To enter the international securities market, according to Grigoriev, the operator should have a turnover, i.е. earnings for the year should be no less than $2 billion. The retail trade market in Russia is third in terms of investment appeal to foreign companies after the oil and gas sector and metallurgy. Russian retail is valued even higher than similar companies in other developing, and already developed countries.

After pioneers Pyatyorochka and Perekryostok, other Russians have latched on to expansion. Trading companies-manufacturers have joined retailer groups. The Оst group (the well-known Voda iz Chernogolovka, alcoholic and soft drinks) informs that by the end of 2007 it intends to sell part of its non-profile assets and get almost 1 billion rubles for them. These funds the group will invest in the main business – the manufacture of alcohol. By 2009, Оst expects to almost double the capitalization of its alcoholic business to $500 million. The group has also decided to buy some local brands together with manufacturers. Analysts consider the purchase of brands and their assets in the regions as a competent step for Оst as many cities are a commodity market for the holding.

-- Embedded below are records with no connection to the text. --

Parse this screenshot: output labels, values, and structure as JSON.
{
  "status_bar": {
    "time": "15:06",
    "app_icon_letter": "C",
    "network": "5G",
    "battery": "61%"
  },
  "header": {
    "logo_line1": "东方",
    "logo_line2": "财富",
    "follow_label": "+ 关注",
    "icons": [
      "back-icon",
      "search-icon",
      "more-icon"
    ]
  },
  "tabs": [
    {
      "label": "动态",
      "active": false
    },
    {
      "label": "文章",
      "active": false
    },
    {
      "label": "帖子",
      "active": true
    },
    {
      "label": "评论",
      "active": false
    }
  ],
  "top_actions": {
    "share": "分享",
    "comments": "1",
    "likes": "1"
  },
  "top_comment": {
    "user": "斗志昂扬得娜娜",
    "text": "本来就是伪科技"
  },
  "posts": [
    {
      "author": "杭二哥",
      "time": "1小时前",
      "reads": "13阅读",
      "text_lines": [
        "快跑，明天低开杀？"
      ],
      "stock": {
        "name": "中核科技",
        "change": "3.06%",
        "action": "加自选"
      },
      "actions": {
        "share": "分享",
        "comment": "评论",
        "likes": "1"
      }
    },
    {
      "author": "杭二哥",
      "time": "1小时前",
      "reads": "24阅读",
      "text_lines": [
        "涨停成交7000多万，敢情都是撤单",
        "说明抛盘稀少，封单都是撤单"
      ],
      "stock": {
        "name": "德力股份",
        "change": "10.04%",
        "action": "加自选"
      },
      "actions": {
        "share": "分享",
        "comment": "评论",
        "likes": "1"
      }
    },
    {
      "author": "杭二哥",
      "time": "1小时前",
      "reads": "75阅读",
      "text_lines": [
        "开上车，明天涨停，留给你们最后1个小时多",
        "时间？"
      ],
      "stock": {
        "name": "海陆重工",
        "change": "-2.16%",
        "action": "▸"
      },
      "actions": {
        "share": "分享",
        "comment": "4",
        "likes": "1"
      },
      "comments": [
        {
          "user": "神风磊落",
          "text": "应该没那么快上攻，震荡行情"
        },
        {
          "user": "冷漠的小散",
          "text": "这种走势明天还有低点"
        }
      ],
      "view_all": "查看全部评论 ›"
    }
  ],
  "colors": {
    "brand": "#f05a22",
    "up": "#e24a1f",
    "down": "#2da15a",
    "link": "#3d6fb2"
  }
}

Another example concerns Wimm Bill Dann (WBD) which a year earlier bought the Omsk dairy factory Manros for $51.04 million, the largest manufacturer of dairy products in Siberia and the Far East. According to the managing directors of WBD, the holding will strengthen its positions in the quickly growing Siberian market thanks to the new strong player in the structure. The share of WBD in the Siberia and Far East market after the purchase of Manros should increase to 22 per cent.

But nationals nevertheless are not so greedy to indiscriminately acquire new comers to the regions. As was said at the Trade in Russia conference, investments in the retail trade sector of cities flow like a river when local companies show transparency of the business and high quality standards.

Galagury adds that in the regions brands and trademarks are more often observed among manufacturers and distributors of foodstuffs (for example Manros, bought by WBD).

Experts nevertheless think that in five years in regional cities there will be successful store chains and brands that will work successfully for a long time. They will start to work in a European way and involve financing for further development, when the Russian retail index will reach the market level of other countries, Neginsky considers. According to his information, the turnover of organized retail trade per capita in Russia is six times lower than in Western European countries. The share of modern retail formats of trade in the Russian market is 20-25 per cent, while in Europe it is 70-80 per cent. But first national and international companies will eat up regional companies.